Welfare is a tough one. Did you know that indigenous communities had 'work for the dole' a long time before JH introduced it (I think it was under Fraser, but maybe Hawke). Tribal elders in NT knew that giving their people money for nothing would kill them. Read the fish story in Richard Trudgen's 'Why Warriors Lie Down And Die' (review at:
http://www.ards.com.au/ww_r5.htm ).
Needless to say, the issues are not black and white. But the government's refusal to get up close and personal with the issues is criminal. When funding decisions are based on the 'front page test' ie let's keep funding a corrupt organisation (not referring to CYP at all) because it's CEO says he'll go to the papers and the minister doesn't want the publicity - or worse yet - throwing unrequested money at communities because said minister doesn't want a headline that says indigenous funding is down on previous years - regardless of how effective that funding is...
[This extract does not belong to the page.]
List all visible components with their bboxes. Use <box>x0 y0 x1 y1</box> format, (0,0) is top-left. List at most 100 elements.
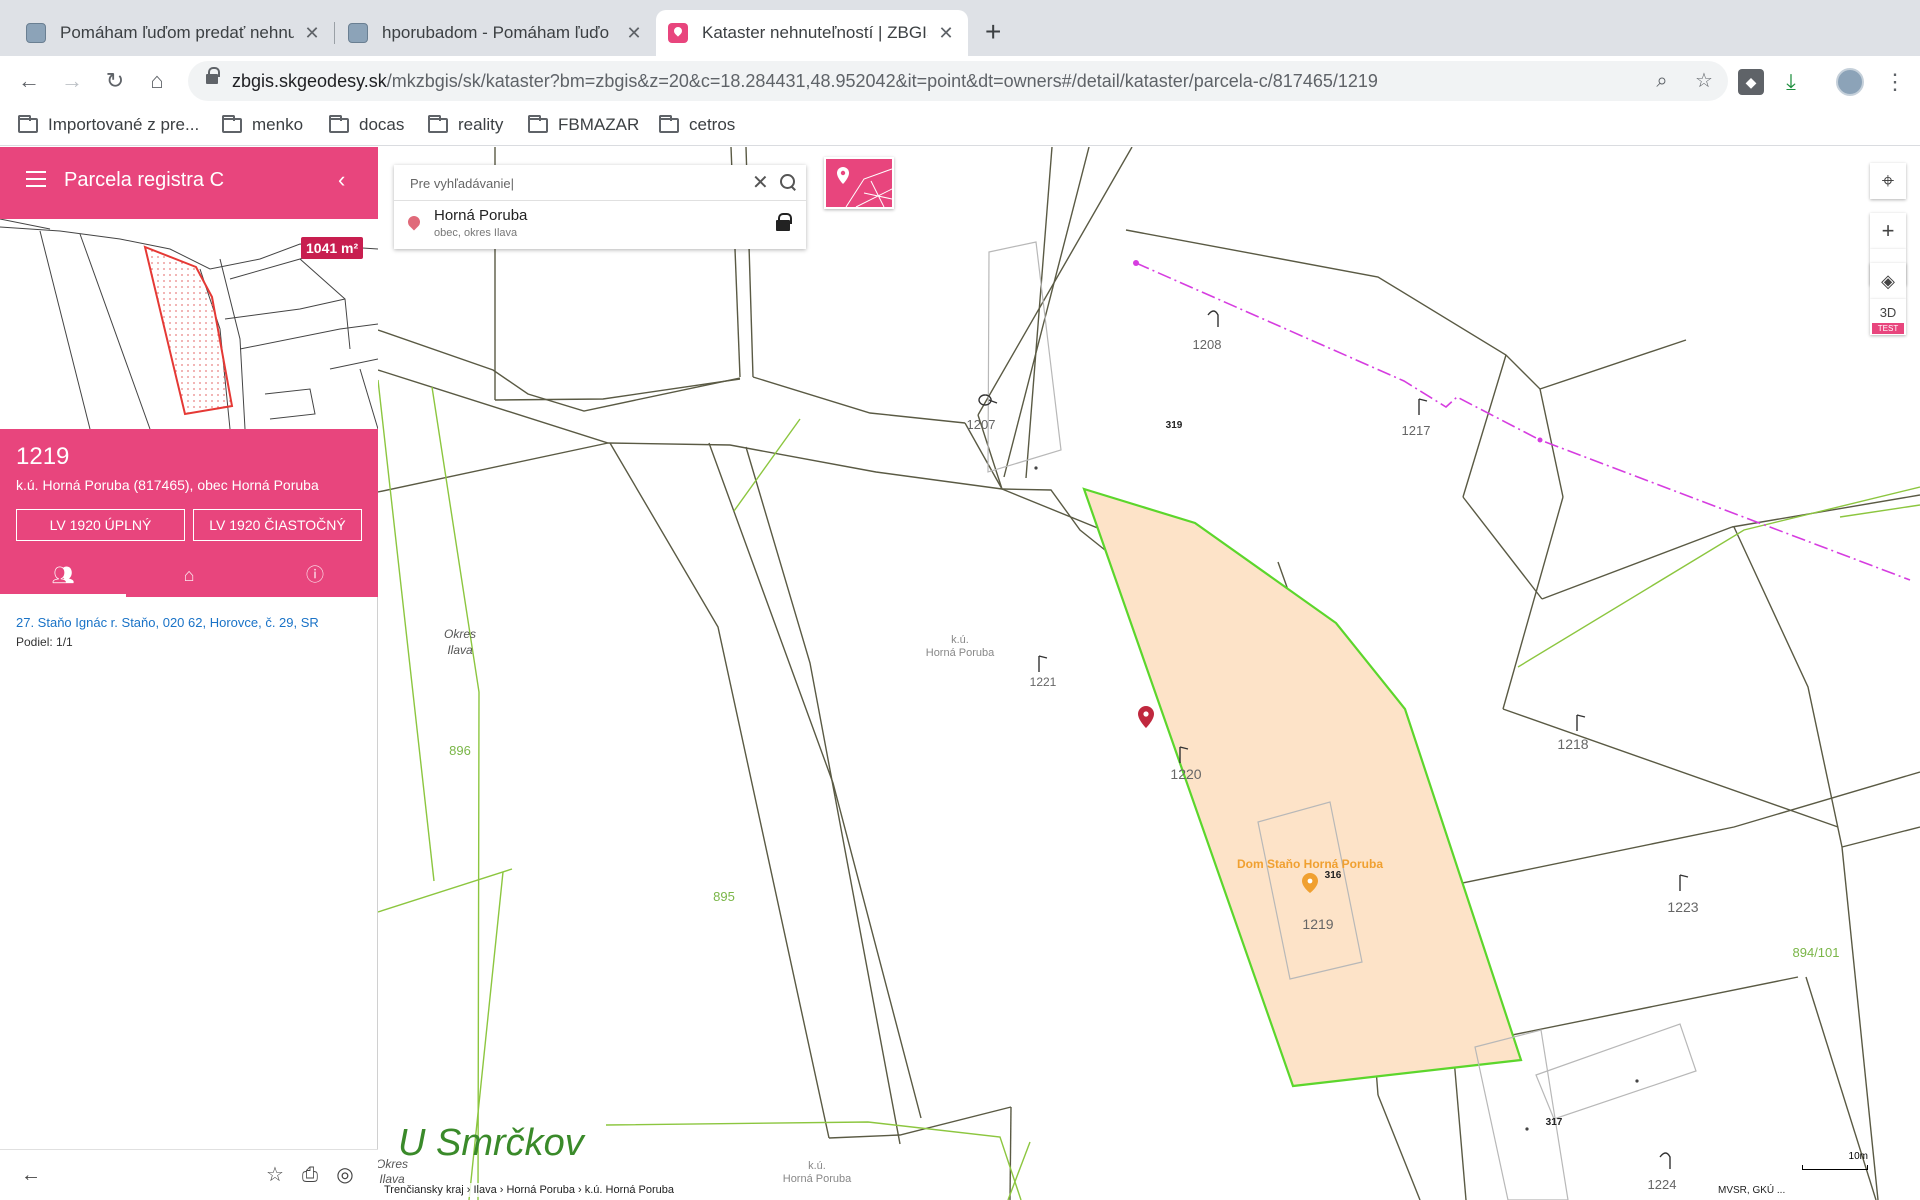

I'm not a Noel fan, but that doesn't mean he's wrong. I think Noel's theory is if he goes hard on one generation the one's that follow might have it easier. My 'coconut' comment, for the unitiated is an aboriginal slang term for someone black on the outside and white on the inside. Noel was mission-educated. Philosophically if you are indigenous and you have to learn to be 'white' to deal with white society, are you still 'black'?
Also NT is not Cape York, Arnhem land indigenes still have 'culture' to varying degrees.
As Mrs Hinge is wont to say 'Imagine you grew up in a family where your parents were always pissed, never worked and your two year old sister had syphilis - how would you turn out?'
How do we break that cycle? I know as little as anyone else.